Dokken to release album ‘The Lost Songs: 1978-1981’ on August 28th

Dokken to release album ‘The Lost Songs: 1978-1981’ on August 28th

Dokken fans are in for a treat as some lost songs from frontman Don Dokken‘s early years will be seeing the light of day. The new Dokken album is titled The Lost Songs: 1978-1981 and will be available via Silver Lining Music on August 28, 2020. The album can be pre-ordered via a number of different outlets.

Track List for The Lost Songs: 1978-1981:
01. Step Into The Light
02. We’re Going Wrong
03. Day After Day
04. Rainbows
05. Felony
06. No Answer
07. Back In The Streets
08. Hit And Run
09. Broken Heart
10. Liar
11. Prisoner

New Ocean Media‘s press release indicates in part (with slight edits):

“It wasn’t always multi-platinum sales and stadium gigs for Dokken. There was a first-phase and there were early days, and it is those bold first steps to stardom which are celebrated comprehensively on Dokken’s The Lost Songs: 1978-1981 album, out on August 28th 2020 through Silver Lining Music.

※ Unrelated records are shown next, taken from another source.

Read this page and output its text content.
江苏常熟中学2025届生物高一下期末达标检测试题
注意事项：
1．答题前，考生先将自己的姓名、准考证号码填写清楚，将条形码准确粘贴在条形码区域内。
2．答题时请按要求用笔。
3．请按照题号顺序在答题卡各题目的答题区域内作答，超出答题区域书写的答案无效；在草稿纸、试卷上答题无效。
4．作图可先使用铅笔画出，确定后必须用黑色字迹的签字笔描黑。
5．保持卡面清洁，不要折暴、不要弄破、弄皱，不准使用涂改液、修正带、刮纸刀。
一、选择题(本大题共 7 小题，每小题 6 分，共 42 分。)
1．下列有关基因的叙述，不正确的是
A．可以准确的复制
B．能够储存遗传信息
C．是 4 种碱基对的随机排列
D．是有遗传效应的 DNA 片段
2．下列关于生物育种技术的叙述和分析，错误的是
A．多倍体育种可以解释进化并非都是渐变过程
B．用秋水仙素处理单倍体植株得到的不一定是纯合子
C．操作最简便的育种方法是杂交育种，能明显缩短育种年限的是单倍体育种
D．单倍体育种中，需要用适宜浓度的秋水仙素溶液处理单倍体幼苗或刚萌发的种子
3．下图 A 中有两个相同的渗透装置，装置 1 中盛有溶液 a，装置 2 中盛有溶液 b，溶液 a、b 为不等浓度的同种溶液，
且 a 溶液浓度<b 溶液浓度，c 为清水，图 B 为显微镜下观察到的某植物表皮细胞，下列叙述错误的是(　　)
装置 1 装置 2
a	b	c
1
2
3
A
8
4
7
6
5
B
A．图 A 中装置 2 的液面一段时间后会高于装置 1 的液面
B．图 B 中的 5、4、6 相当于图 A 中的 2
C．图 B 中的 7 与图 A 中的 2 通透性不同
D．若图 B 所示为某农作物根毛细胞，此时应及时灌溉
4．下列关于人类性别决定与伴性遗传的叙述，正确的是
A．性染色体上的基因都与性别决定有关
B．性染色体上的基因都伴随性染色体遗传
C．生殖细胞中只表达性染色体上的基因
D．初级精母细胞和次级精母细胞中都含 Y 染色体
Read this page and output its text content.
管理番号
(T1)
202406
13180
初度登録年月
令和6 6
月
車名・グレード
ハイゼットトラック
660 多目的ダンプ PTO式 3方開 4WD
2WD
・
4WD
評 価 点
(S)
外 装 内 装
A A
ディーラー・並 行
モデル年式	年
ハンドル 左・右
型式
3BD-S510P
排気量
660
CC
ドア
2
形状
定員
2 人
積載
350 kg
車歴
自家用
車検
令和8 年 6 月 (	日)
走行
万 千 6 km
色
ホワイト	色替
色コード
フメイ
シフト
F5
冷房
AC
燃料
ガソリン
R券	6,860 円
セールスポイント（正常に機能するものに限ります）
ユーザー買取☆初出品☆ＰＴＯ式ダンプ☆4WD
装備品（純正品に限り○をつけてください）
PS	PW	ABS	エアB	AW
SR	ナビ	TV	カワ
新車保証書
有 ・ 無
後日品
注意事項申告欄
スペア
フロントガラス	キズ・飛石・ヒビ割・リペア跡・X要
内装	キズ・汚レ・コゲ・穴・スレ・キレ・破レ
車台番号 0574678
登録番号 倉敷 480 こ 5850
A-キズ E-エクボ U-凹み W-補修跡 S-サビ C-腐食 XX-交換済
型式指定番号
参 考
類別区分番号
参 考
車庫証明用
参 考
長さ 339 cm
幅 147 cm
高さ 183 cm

Featuring spectacular sleeve art by renowned US artist Tokyo Hiro (Motörhead, Mötley Crüe), The Lost Songs: 1978-1981 show the crackle and craft of a hungry young Don Dokken as he embarked upon a journey which started in Southern California and Northern Germany. It is a trek which is testimony to the sheer endeavour and perseverance Don Dokken showed in those few years between 1978 and 1981, starting from when he spent time at a guitar store called Drake’s Music, owned by Drake Levin in Manhattan Beach, California.

A fair selection of the treasure on The Lost Songs: 1978-1981 are from these early European days. “Felony” carries a thuggish fuzz-coated riff -think early Van Halen in really greasy embroidered denims – while “Day After Day” showed that Don could pen a radio-slaying ballad.

The writing and creation of The Lost Songs: 1978-1981 are further tribute to enduring early days of struggle in both Germany and LA, Don would return to LA for a spell after those brief European gigs, and he worked with Juan Croucier on material, including perhaps the truest view of Dokken’s then-future “Hit And Run”, which incredibly did not end up on the eventual Breaking The Chains release.  From the sunbaked SoCal hook of “Step Into The Light” to the furious, fledgling, late-Sunset Strip sound of “Back In The Streets,” The Lost Songs: 1978-1981 shows Don in his unfettered early days of balls-out attitude, qualities doubtless forged in the sheer nature of the adventures undertaken in writing, recording and deciding Europe was the place to keep cutting his teeth.

The Lost Songs: 1978-1981 not only shares that magic with the fans, it gives them the final, vital and undeniably missing (until now) early album in the Dokken collection.”